Of the 51 jail deaths so far reported in Northern Utah since 2005, more than half were a result of suicide. (Updated Jan. 12, 2018)
The second largest cause of death fell under an umbrella of illnesses or natural causes.
Those deaths could include: heart disease, cancer, liver disease, respiratory disease, or other, according to the Bureau of Justice Statistics. Weber and Davis counties are among the worst in the state, outstripping even more populous Salt Lake County in death rates, data gathered by the Standard-Examiner shows.

Do you have a story to share about jail deaths in Utah? Contact us.
Newsroom main: (801) 625-4225 • cityed@standard.net
Or contact our reporter
Mark Shenefelt at mshenefelt@standard.net

Report a jail death:
State law does not require jails to report an in-custody death to the public. Sometimes jails choose to send out press releases, but that's not typically the case. If you know someone who has died in a Utah jail, contact the Standard-Examiner at cityed@standard.net with a name of the deceased and the name of the jail where they were in custody.

Requesting an autopsy:
An autopsy report is an official record of a medical examiner's findings during a post-mortem examination. That typically includes information on cause of death and details about the condition of the body as it relates to the factors around death.

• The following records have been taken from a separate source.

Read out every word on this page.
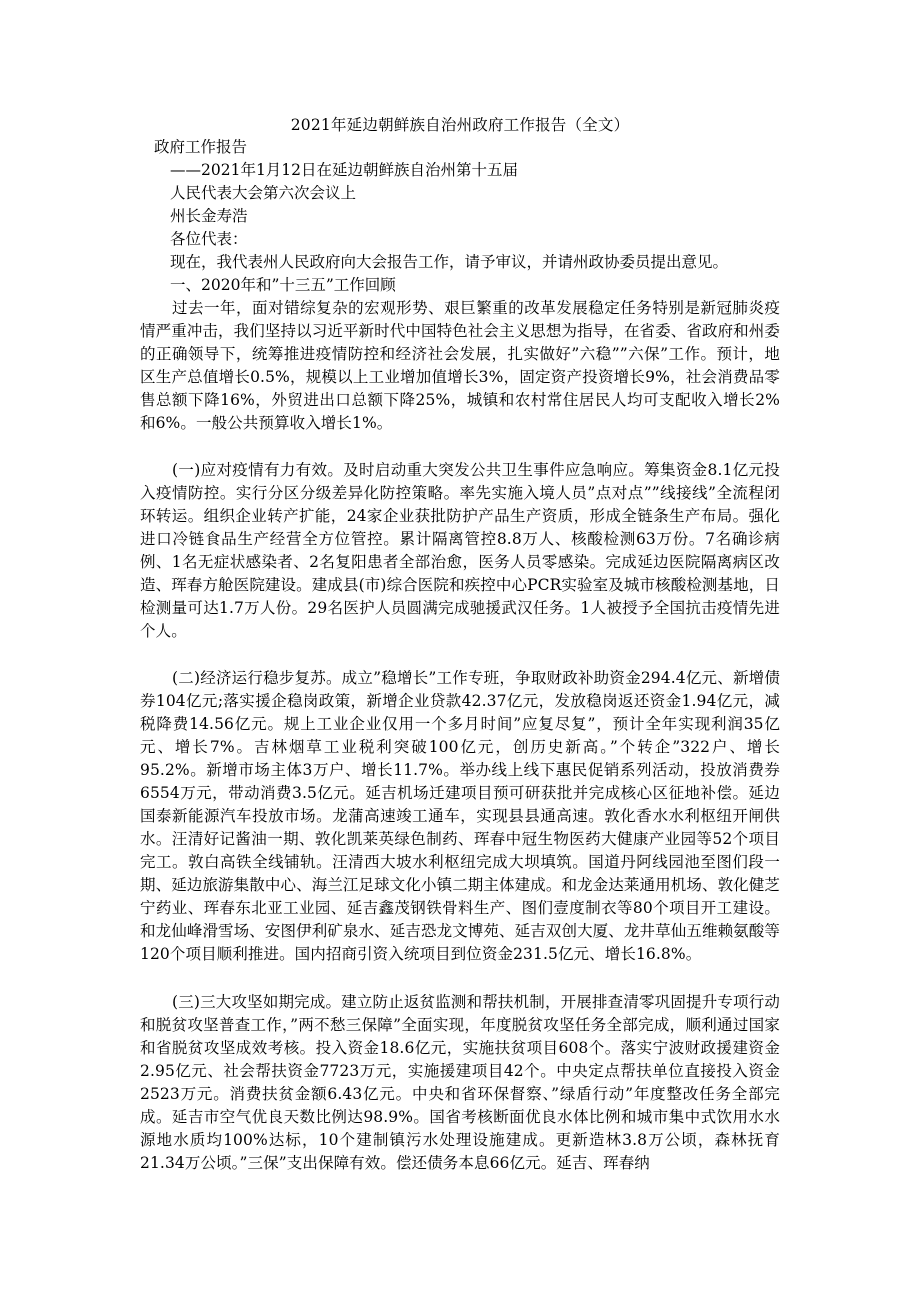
2021年延边朝鲜族自治州政府工作报告（全文）
政府工作报告
——2021年1月12日在延边朝鲜族自治州第十五届
人民代表大会第六次会议上
州长金寿浩
各位代表：
现在，我代表州人民政府向大会报告工作，请予审议，并请州政协委员提出意见。
一、2020年和”十三五”工作回顾
过去一年，面对错综复杂的宏观形势、艰巨繁重的改革发展稳定任务特别是新冠肺炎疫情严重冲击，我们坚持以习近平新时代中国特色社会主义思想为指导，在省委、省政府和州委的正确领导下，统筹推进疫情防控和经济社会发展，扎实做好”六稳””六保”工作。预计，地区生产总值增长0.5%，规模以上工业增加值增长3%，固定资产投资增长9%，社会消费品零售总额下降16%，外贸进出口总额下降25%，城镇和农村常住居民人均可支配收入增长2%和6%。一般公共预算收入增长1%。
(一)应对疫情有力有效。及时启动重大突发公共卫生事件应急响应。筹集资金8.1亿元投入疫情防控。实行分区分级差异化防控策略。率先实施入境人员”点对点””线接线”全流程闭环转运。组织企业转产扩能，24家企业获批防护产品生产资质，形成全链条生产布局。强化进口冷链食品生产经营全方位管控。累计隔离管控8.8万人、核酸检测63万份。7名确诊病例、1名无症状感染者、2名复阳患者全部治愈，医务人员零感染。完成延边医院隔离病区改造、珲春方舱医院建设。建成县(市)综合医院和疾控中心PCR实验室及城市核酸检测基地，日检测量可达1.7万人份。29名医护人员圆满完成驰援武汉任务。1人被授予全国抗击疫情先进个人。
(二)经济运行稳步复苏。成立”稳增长”工作专班，争取财政补助资金294.4亿元、新增债券104亿元;落实援企稳岗政策，新增企业贷款42.37亿元，发放稳岗返还资金1.94亿元，减税降费14.56亿元。规上工业企业仅用一个多月时间”应复尽复”，预计全年实现利润35亿元、增长7%。吉林烟草工业税利突破100亿元，创历史新高。”个转企”322户、增长95.2%。新增市场主体3万户、增长11.7%。举办线上线下惠民促销系列活动，投放消费券6554万元，带动消费3.5亿元。延吉机场迁建项目预可研获批并完成核心区征地补偿。延边国泰新能源汽车投放市场。龙蒲高速竣工通车，实现县县通高速。敦化香水水利枢纽开闸供水。汪清好记酱油一期、敦化凯莱英绿色制药、珲春中冠生物医药大健康产业园等52个项目完工。敦白高铁全线铺轨。汪清西大坡水利枢纽完成大坝填筑。国道丹阿线园池至图们段一期、延边旅游集散中心、海兰江足球文化小镇二期主体建成。和龙金达莱通用机场、敦化健芝宁药业、珲春东北亚工业园、延吉鑫茂钢铁骨料生产、图们壹度制衣等80个项目开工建设。和龙仙峰滑雪场、安图伊利矿泉水、延吉恐龙文博苑、延吉双创大厦、龙井草仙五维赖氨酸等120个项目顺利推进。国内招商引资入统项目到位资金231.5亿元、增长16.8%。
(三)三大攻坚如期完成。建立防止返贫监测和帮扶机制，开展排查清零巩固提升专项行动和脱贫攻坚普查工作，”两不愁三保障”全面实现，年度脱贫攻坚任务全部完成，顺利通过国家和省脱贫攻坚成效考核。投入资金18.6亿元，实施扶贫项目608个。落实宁波财政援建资金2.95亿元、社会帮扶资金7723万元，实施援建项目42个。中央定点帮扶单位直接投入资金2523万元。消费扶贫金额6.43亿元。中央和省环保督察、”绿盾行动”年度整改任务全部完成。延吉市空气优良天数比例达98.9%。国省考核断面优良水体比例和城市集中式饮用水水源地水质均100%达标，10个建制镇污水处理设施建成。更新造林3.8万公顷，森林抚育21.34万公顷。”三保”支出保障有效。偿还债务本息66亿元。延吉、珲春纳
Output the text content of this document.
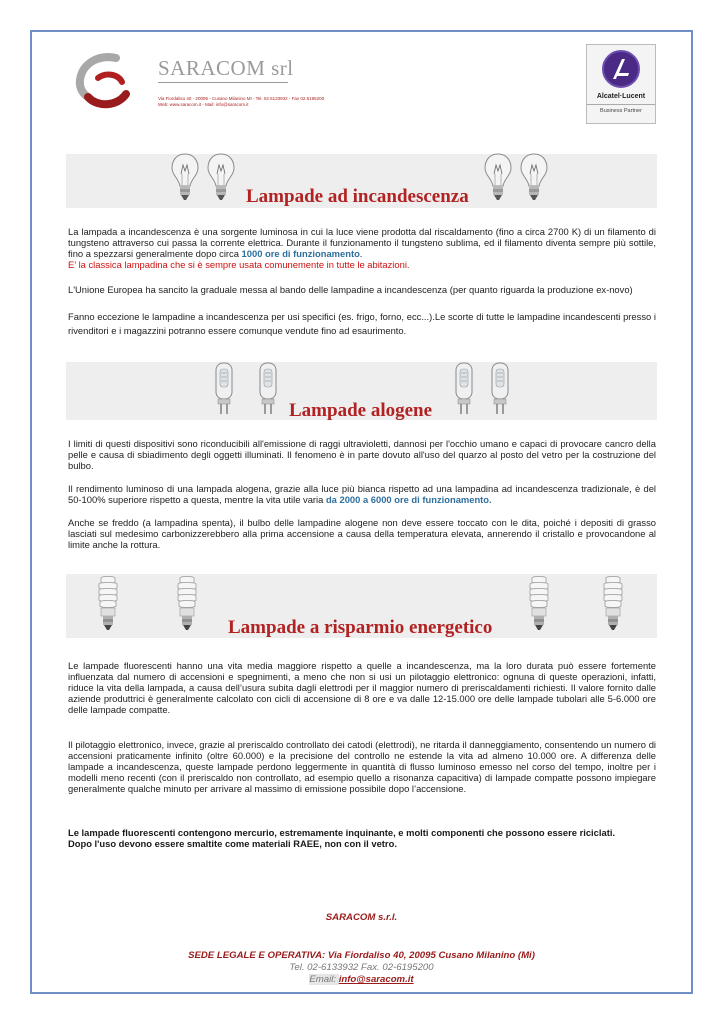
SARACOM srl
Via Fiordaliso 40 - 20095 - Cusano Milanino MI - Tel. 02.6133932 - Fax 02.6195200
Web: www.saracom.it - Mail: info@saracom.it
Alcatel·Lucent
Business Partner
Lampade ad incandescenza
La lampada a incandescenza è una sorgente luminosa in cui la luce viene prodotta dal riscaldamento (fino a circa 2700 K) di un filamento di tungsteno attraverso cui passa la corrente elettrica. Durante il funzionamento il tungsteno sublima, ed il filamento diventa sempre più sottile, fino a spezzarsi generalmente dopo circa 1000 ore di funzionamento.
E’ la classica lampadina che si è sempre usata comunemente in tutte le abitazioni.
L'Unione Europea ha sancito la graduale messa al bando delle lampadine a incandescenza (per quanto riguarda la produzione ex-novo)
Fanno eccezione le lampadine a incandescenza per usi specifici (es. frigo, forno, ecc...).Le scorte di tutte le lampadine incandescenti presso i rivenditori e i magazzini potranno essere comunque vendute fino ad esaurimento.
Lampade alogene
I limiti di questi dispositivi sono riconducibili all'emissione di raggi ultravioletti, dannosi per l'occhio umano e capaci di provocare cancro della pelle e causa di sbiadimento degli oggetti illuminati. Il fenomeno è in parte dovuto all'uso del quarzo al posto del vetro per la costruzione del bulbo.
Il rendimento luminoso di una lampada alogena, grazie alla luce più bianca rispetto ad una lampadina ad incandescenza tradizionale, è del 50-100% superiore rispetto a questa, mentre la vita utile varia da 2000 a 6000 ore di funzionamento.
Anche se freddo (a lampadina spenta), il bulbo delle lampadine alogene non deve essere toccato con le dita, poiché i depositi di grasso lasciati sul medesimo carbonizzerebbero alla prima accensione a causa della temperatura elevata, annerendo il cristallo e provocandone al limite anche la rottura.
Lampade a risparmio energetico
Le lampade fluorescenti hanno una vita media maggiore rispetto a quelle a incandescenza, ma la loro durata può essere fortemente influenzata dal numero di accensioni e spegnimenti, a meno che non si usi un pilotaggio elettronico: ognuna di queste operazioni, infatti, riduce la vita della lampada, a causa dell’usura subita dagli elettrodi per il maggior numero di preriscaldamenti richiesti. Il valore fornito dalle aziende produttrici è generalmente calcolato con cicli di accensione di 8 ore e va dalle 12-15.000 ore delle lampade tubolari alle 5-6.000 ore delle lampade compatte.
Il pilotaggio elettronico, invece, grazie al preriscaldo controllato dei catodi (elettrodi), ne ritarda il danneggiamento, consentendo un numero di accensioni praticamente infinito (oltre 60.000) e la precisione del controllo ne estende la vita ad almeno 10.000 ore. A differenza delle lampade a incandescenza, queste lampade perdono leggermente in quantità di flusso luminoso emesso nel corso del tempo, inoltre per i modelli meno recenti (con il preriscaldo non controllato, ad esempio quello a risonanza capacitiva) di lampade compatte possono impiegare generalmente qualche minuto per arrivare al massimo di emissione possibile dopo l’accensione.
Le lampade fluorescenti contengono mercurio, estremamente inquinante, e molti componenti che possono essere riciclati.
Dopo l'uso devono essere smaltite come materiali RAEE, non con il vetro.
SARACOM s.r.l.
SEDE LEGALE E OPERATIVA: Via Fiordaliso 40, 20095 Cusano Milanino (Mi)
Tel. 02-6133932 Fax. 02-6195200
Email: info@saracom.it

In Utah, an autopsy report can only be released to immediate family members and legal representatives. The report is not automatically released to family — it needs to be requested and approved by the Utah Office of the Medical Examiner.

An Immediate family member is defined as a "surviving spouse, child, natural or adoptive parent, any full or half sibling, and any child aged 18 or older," according to the Utah Office of the Medical Examiner website. There is no time limit to when a record can be requested.